To see exactly what was happening as both humans and AI analyzed an image, the researchers studied where the two focused their attention. Both were provided with blurred images and asked questions about what was happening in the picture—“Where is the cat?” for instance. Parts of the image could be selectively sharpened, one at a time, and both human and AI did so until they could answer the question. The team repeated the tests using several different algorithms.
Obviously they could both provide answers—but the interesting result is how they did so. On a scale of 1 to -1, where 1 is total agreement and -1 total disagreement, two humans scored on average 0.63 in terms of where they focused their attention across the image. With a human and an AI, the average dropped to 0.26.
In other words: the AI and human were both looking at the same image, both being asked the same question, both getting it right—but using different visual features to arrive at those same conclusions.
This is an explicit result about a phenomenon that researchers had already hinted at. In 2014, a team from Cornell University and the University of Wyoming showed that it was possible to create images that fool AI into seeing something, simply by creating a picture made up of the strong visual features that the software had come to associate with an object. Humans have a large pool of common-sense knowledge to draw on, which means they don’t get caught out by such tricks. That's something researchers are trying to incorporate into a new breed of intelligent software that understands the semantic visual world.

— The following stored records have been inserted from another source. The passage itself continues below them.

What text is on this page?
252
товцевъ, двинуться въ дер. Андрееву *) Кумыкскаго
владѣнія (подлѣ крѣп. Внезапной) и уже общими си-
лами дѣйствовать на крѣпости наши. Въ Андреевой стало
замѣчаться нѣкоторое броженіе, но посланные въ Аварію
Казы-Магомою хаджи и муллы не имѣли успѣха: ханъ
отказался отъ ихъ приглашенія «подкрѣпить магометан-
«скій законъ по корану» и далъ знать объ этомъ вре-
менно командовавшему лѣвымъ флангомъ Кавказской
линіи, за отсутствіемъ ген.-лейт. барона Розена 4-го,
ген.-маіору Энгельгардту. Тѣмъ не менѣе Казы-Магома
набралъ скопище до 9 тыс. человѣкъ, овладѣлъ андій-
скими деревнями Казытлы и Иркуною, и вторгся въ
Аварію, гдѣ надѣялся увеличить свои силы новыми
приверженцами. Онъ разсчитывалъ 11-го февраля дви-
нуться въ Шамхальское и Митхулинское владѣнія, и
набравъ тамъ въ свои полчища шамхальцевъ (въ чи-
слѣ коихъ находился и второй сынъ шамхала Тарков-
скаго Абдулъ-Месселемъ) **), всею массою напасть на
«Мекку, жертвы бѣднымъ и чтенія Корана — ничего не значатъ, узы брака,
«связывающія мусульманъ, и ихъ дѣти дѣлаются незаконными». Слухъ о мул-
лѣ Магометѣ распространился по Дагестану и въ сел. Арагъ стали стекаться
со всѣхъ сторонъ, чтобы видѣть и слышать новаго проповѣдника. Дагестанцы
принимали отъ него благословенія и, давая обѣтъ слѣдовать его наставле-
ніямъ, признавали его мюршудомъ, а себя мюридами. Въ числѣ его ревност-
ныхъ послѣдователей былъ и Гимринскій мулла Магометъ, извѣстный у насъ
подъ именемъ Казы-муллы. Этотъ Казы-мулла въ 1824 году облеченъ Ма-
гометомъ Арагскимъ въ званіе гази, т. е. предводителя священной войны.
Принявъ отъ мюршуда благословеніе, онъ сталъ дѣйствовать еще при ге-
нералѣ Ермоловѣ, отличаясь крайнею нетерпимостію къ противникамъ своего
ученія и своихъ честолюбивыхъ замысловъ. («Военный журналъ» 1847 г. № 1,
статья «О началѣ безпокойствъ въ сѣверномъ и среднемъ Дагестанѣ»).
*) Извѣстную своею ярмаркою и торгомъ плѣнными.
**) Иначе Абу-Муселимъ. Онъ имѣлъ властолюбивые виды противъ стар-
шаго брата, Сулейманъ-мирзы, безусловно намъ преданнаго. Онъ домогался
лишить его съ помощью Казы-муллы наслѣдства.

But just because computers don’t use the same approach doesn’t necessarily mean they’re inferior. In fact, they may be better off ignoring the human approach altogether.
The kinds of neural networks used in computer vision usually employ a technique known as supervised learning to work out what’s happening in an image. Ultimately, their ability to associate a complex combination of patterns, textures, and shapes with the name of an object is made possible by providing the AI with a training set of images whose contents have already been labeled by a human.
But teams at Facebook and Google’s DeepMind have been experimenting with unsupervised learning systems that ingest content from video and images to learn what human faces and everyday objects look like, without any human intervention. Magic Pony, recently bought by Twitter, also shuns supervised learning, instead learning to recognize statistical patterns in images to teach itself what edges, textures, and other features should look like.
In these cases, it’s perhaps even less likely that the knowledge of the AI will be generated through a process aping that of a human. Once inspired by human brains, AI may beat us by simply being itself.